Le Parquet avait, lors de ses réquisitions le vendredi 8 juillet dernier, réclamé la réclusion à perpétuité pour l’accusé, retenant qu’il doit être considéré comme auteur principal de crime de génocide pour avoir fait commettre les massacres à Murambi, Cyanika, Kaduha, à l’école Marie-Merci de Kibeho et aux barrières ; complice par aide ou assistance de génocide pour les faits commis à la paroisse de Kibeho ; complice par aide ou assistance de crimes contre l’Humanité pour tous les faits mentionnés précédemment. Les avocates générales avaient cependant demandé l’acquittement de Monsieur Bucyibaruta pour les exécutions à la prison de Gikongoro, considérant que le doute qui persiste sur l’implication des autorités civiles pour ces faits ne permet pas de retenir une condamnation.

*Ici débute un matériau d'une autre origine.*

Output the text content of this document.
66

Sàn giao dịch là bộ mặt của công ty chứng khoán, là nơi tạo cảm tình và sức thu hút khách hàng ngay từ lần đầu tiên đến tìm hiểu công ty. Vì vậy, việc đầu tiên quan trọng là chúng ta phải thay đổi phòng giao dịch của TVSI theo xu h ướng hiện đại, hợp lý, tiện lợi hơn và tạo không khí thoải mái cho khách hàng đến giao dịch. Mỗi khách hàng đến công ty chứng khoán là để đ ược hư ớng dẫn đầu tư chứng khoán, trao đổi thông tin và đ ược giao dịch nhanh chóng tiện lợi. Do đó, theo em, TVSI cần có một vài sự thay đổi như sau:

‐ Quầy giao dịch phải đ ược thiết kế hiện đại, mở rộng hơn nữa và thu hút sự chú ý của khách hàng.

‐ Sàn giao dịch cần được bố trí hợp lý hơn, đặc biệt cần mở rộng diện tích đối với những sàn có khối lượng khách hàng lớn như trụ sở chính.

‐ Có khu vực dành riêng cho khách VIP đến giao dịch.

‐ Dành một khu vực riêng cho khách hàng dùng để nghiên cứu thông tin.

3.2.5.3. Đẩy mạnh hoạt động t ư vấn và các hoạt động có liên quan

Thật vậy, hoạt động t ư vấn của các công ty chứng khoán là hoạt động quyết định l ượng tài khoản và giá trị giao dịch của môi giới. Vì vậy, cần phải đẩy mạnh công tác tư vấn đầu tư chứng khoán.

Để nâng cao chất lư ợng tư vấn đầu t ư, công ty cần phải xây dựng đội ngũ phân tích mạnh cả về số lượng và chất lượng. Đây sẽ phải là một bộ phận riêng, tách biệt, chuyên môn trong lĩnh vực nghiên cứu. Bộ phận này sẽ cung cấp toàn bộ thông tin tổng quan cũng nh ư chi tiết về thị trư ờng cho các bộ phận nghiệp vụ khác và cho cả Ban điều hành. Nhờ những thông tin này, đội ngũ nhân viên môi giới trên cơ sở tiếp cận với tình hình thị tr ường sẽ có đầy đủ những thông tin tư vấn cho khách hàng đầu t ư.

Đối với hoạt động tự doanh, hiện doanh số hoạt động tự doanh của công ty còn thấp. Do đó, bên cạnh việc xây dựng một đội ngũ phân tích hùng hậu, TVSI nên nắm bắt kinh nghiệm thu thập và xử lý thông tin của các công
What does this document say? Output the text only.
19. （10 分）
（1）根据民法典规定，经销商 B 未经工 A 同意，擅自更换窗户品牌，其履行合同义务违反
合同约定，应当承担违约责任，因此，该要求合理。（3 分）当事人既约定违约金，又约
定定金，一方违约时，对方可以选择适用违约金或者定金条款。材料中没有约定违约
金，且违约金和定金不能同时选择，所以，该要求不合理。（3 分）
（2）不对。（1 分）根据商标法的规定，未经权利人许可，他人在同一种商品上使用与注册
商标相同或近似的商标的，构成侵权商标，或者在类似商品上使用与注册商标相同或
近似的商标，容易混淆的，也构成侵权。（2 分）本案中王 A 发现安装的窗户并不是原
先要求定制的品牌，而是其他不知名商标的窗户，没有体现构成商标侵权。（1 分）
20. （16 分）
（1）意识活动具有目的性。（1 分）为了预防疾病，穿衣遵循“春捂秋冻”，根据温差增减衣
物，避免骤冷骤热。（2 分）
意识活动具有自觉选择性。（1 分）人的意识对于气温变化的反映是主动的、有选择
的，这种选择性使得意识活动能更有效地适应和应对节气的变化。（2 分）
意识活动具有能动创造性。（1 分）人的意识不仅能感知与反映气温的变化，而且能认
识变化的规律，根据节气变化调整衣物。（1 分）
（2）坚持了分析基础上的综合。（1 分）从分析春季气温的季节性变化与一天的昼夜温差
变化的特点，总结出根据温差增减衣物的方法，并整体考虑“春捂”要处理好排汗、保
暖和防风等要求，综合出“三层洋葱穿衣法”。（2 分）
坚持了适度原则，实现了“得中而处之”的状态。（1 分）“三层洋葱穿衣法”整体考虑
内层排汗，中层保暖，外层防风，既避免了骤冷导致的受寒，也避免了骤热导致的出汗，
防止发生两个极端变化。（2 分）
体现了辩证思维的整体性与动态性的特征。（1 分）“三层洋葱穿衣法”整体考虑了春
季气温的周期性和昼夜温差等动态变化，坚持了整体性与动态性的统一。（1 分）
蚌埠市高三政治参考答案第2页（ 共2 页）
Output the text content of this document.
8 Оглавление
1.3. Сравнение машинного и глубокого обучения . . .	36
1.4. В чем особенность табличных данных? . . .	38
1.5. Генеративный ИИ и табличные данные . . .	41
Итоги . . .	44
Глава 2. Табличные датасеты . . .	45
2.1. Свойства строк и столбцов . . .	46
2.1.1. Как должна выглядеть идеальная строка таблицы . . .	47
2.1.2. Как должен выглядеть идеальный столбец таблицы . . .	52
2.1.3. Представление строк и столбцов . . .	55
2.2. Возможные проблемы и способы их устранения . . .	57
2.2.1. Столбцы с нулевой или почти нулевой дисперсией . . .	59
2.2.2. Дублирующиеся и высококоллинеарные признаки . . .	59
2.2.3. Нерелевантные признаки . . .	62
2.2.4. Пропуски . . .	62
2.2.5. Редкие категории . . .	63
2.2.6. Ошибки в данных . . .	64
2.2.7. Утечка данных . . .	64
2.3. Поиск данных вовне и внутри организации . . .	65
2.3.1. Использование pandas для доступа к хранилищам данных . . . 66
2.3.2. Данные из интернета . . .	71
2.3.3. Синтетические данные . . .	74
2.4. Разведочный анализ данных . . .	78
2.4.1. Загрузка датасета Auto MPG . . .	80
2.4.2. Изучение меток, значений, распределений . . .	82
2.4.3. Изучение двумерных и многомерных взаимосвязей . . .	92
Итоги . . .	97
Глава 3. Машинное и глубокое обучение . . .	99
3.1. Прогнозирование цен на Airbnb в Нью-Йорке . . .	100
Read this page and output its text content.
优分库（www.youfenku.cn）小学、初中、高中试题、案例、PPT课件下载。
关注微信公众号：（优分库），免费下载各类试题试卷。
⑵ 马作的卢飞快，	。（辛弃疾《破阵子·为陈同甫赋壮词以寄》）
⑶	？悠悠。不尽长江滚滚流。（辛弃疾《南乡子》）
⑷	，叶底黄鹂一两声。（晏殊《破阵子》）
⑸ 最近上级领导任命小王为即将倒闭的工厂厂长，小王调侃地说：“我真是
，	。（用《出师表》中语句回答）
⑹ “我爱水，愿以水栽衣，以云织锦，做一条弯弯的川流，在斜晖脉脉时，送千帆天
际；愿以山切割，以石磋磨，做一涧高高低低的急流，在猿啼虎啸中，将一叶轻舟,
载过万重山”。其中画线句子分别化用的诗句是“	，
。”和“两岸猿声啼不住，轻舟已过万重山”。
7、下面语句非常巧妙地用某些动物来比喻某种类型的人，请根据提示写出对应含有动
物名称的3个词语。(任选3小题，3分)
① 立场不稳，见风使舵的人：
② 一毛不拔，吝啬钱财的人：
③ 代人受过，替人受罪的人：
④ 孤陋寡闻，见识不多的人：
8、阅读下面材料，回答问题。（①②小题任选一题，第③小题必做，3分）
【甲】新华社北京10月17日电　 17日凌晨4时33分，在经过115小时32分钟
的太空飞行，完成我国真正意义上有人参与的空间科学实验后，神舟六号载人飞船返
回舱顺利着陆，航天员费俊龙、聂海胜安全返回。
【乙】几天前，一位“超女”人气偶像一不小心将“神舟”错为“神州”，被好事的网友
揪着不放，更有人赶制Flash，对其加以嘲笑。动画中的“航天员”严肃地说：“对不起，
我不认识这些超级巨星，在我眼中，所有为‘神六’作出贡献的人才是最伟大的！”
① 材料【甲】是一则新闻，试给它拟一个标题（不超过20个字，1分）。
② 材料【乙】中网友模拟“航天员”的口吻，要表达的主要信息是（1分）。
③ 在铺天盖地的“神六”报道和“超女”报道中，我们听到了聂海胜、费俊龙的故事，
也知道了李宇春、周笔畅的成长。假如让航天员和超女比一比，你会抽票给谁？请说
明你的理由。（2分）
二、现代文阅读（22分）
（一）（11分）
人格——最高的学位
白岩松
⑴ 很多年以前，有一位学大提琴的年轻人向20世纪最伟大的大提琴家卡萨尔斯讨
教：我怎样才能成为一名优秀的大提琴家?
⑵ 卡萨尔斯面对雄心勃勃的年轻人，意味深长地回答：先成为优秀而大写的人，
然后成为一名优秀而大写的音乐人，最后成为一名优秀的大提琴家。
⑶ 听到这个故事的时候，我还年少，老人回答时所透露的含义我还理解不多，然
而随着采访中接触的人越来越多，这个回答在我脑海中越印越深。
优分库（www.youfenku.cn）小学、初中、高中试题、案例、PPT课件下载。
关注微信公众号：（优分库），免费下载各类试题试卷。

Le 12 juillet, à 20h30, après 11 heures de délibération, l’audience s’est rouverte et le Président Lavergne présente la décision de la Cour : Laurent Bucyibaruta est déclaré coupable pour les sites de Murambi, Cyanika, Kaduha, à l’école Marie-Merci de Kibeho et pour les massacres commis aux barrières comme complice de génocide et de crimes contre l’Humanité. Il est cependant acquitté comme auteur principal pour ces mêmes faits. Aussi, il est acquitté entièrement comme auteur et complice de génocide et de crimes contre l’Humanité pour les faits commis à la prison de Gikongoro et à la paroisse de Kibeho, les circonstances ne permettant pas de considérer une implication quelconque. Enfin, la Cour a rejeté la cause d’irresponsabilité pénale. L’ancien préfet est donc finalement placé en détention ce jour dès 20h45 à la levée de l’audience. (Fin).